Flash Attention: Don't Install It
Key insight: vLLM does NOT require the upstream flash-attn pip package. It bundles its own FlashInfer kernels.
If you install flash-attn, it will:
- Try to load CUDA 12 libraries (libcudart.so.12 error)
- Even if you build from source, it's slower than SDPA on Blackwell
Use SDPA Instead
PyTorch's native Scaled Dot Product Attention with cuDNN 9.13 is currently faster on GB10:
# In your model loading code
model = AutoModelForCausalLM.from_pretrained(
model_name,
attn_implementation="sdpa", # NOT "flash_attention_2"
...
)
For training scripts that default to flash_attention_2, use:
--attn_implementation sdpa
Environment Variables
# For building CUDA code targeting Blackwell
export TORCH_CUDA_ARCH_LIST="12.1a"
# CUDA paths
export PATH="/usr/local/cuda/bin:$PATH"
export LD_LIBRARY_PATH="/usr/local/cuda/lib64:$LD_LIBRARY_PATH"
# Critical for Triton kernels
export TRITON_PTXAS_PATH=/usr/local/cuda/bin/ptxas
# vLLM specific (if building from source)
export VLLM_USE_FLASHINFER_MXFP4_MOE=1
Memory Management & OOM Prevention
Why DGX Spark OOMs Are Different
DGX Spark is not a normal GPU workstation.
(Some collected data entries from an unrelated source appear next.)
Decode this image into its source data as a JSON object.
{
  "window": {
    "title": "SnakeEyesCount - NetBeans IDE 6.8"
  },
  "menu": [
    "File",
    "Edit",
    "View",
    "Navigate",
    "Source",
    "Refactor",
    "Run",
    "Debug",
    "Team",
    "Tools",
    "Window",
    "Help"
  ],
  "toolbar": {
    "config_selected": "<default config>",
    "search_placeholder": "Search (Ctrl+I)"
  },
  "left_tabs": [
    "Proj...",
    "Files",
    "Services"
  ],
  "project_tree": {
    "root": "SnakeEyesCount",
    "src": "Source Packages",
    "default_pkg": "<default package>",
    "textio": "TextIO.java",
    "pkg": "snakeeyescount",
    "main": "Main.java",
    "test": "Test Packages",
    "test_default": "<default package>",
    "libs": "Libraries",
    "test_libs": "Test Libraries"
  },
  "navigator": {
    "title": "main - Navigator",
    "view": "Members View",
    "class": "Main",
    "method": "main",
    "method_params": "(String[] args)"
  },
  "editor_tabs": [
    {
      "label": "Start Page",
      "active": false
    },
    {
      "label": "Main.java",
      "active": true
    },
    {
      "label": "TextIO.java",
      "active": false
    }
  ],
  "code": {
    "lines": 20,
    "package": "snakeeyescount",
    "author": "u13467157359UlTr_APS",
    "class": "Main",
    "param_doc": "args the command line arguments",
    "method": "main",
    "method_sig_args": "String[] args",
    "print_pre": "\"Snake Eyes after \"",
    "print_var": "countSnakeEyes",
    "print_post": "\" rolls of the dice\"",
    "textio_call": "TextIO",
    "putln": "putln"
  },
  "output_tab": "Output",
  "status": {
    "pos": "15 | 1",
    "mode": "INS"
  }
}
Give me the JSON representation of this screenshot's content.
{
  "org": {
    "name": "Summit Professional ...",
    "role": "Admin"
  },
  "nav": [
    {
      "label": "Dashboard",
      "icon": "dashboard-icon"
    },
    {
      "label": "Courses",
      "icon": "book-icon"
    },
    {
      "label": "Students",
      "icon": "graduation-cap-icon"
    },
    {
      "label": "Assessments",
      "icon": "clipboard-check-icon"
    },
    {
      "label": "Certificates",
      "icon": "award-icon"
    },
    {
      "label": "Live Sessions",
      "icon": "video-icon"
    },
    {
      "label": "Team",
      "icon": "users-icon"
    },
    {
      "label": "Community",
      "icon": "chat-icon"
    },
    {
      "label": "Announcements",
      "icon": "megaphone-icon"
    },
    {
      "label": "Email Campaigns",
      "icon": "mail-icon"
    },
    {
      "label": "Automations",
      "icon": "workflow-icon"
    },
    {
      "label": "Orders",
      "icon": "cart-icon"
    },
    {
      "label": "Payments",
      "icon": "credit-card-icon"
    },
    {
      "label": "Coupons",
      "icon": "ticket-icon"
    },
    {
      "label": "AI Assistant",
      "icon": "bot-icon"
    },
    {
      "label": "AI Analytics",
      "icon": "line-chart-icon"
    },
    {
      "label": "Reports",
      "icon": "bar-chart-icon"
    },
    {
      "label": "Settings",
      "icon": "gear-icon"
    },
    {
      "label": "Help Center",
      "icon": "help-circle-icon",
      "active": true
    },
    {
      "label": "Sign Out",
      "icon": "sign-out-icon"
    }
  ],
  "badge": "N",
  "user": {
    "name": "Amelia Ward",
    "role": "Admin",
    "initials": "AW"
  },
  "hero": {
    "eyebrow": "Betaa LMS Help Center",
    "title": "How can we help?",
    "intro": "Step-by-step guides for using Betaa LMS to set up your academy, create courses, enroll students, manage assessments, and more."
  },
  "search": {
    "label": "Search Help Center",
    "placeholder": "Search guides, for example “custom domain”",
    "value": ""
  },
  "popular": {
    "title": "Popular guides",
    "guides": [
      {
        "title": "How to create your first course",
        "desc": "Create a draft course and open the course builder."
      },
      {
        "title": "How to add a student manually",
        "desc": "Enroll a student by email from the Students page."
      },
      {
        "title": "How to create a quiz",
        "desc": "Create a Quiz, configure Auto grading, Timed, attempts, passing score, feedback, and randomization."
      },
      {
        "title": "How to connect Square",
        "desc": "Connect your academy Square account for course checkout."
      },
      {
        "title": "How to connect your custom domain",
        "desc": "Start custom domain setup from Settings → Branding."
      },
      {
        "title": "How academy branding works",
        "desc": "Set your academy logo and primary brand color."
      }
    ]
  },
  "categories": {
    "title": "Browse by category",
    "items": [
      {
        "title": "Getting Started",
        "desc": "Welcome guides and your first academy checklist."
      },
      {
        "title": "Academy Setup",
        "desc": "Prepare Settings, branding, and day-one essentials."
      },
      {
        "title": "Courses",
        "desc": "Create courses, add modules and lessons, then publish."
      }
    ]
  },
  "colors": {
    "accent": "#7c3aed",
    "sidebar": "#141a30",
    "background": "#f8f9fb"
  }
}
It's a Grace Blackwell system with 128GB of unified memory—the GPU and CPU share the same DRAM pool (no dedicated VRAM).
Two critical consequences:
-
"GPU OOM" = "System OOM": When training allocates "GPU memory," it's consuming system RAM that the OS, SSH, and your agents also need.
-
Memory telemetry is weird:
nvidia-smishows "Memory-Usage: N/A" on unified systems, even though memory is being used.
The failure mode: Instead of a clean RuntimeError: CUDA out of memory, the machine goes "zombie" (SSH hangs, job looks alive externally, hard reboot needed).
Why It Bricks Instead of Failing Cleanly
From NVIDIA forum reports, the root cause is the swap death spiral:
- Training exceeds available memory
- System starts swapping aggressively
- Swap thrashing makes the system unresponsive
- SSH dies before any cleanup can happen
- Hard reboot required
The fix: Disable swap. This converts "brick the box" into "job dies, OS lives."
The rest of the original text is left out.